In an earlier post, Who were we?, I wrote about our struggle to identify ourself as a platform company or a product company. Since I wrote that post I have been talking with two different persons who gave great arguments for when you want to stay away from the temptation of building platforms.

When I think of platforms, I think of industries like the automobile, mobile phone or medical industry. Big industries that has started to consolidate and where economy of scale is more and more important. I realise that this is an attractive route to go but before you do, consider these two arguments.

There is no return of investment

The first person works at Electrolux’s division for food preservation, i.e. fridges. He said that although they are looking at the benefits of developing their fridges based on platforms, there are questions to whether it will give good return on investment. I did not realise how segmented the fridge industry is and how different parts of the world want their fridges to look very different. Introducing platforms would mean heavy investments to rebuild their factories for seemingly no benefit to the customers.

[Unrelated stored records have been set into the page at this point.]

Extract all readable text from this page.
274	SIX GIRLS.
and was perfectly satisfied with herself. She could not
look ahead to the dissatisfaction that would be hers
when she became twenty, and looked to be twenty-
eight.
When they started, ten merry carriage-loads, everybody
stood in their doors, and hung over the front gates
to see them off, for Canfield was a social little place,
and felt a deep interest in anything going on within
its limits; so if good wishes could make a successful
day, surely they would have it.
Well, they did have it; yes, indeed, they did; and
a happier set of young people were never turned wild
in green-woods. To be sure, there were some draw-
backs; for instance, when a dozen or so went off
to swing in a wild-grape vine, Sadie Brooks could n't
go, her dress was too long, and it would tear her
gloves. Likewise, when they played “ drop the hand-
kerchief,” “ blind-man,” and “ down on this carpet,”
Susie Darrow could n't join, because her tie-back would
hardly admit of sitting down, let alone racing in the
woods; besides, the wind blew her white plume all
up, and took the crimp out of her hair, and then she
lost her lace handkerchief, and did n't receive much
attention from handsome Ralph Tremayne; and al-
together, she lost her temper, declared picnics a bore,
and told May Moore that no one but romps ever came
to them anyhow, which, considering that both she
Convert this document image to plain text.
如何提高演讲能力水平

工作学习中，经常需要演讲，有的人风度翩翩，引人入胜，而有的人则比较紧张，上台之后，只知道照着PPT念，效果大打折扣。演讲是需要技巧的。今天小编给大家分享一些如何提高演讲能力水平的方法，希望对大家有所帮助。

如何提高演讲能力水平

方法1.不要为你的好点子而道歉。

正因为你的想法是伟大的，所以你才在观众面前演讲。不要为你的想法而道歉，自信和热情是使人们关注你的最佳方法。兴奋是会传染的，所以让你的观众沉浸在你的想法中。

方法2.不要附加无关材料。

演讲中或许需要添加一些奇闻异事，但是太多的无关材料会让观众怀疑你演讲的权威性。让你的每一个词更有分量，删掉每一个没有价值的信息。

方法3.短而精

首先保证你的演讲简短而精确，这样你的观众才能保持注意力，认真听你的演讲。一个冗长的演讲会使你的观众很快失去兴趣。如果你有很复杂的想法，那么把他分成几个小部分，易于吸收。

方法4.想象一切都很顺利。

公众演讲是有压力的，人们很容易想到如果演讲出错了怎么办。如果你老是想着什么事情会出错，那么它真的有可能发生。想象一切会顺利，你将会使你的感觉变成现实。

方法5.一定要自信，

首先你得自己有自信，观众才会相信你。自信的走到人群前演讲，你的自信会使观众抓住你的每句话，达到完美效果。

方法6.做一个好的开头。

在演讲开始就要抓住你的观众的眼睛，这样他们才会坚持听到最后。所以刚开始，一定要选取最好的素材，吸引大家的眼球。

Time to market is the most important thing

The second person works at Spotify. He was making the argument that sometimes the market window is not big enough for building platforms. Seizing the market opportunity is the most important thing and then you do not want to be caught in building platforms. To illustrate his point he said:

The platform is what is left behind when the train leaves the station.

I do not know if he coined this expression himself or if he have heard it somewhere but nevertheless it illustrate the point perfectly. If you are not careful your business opportunity might be lost if you are not fast enough.

Do you have any more good examples when platforms should be the focus?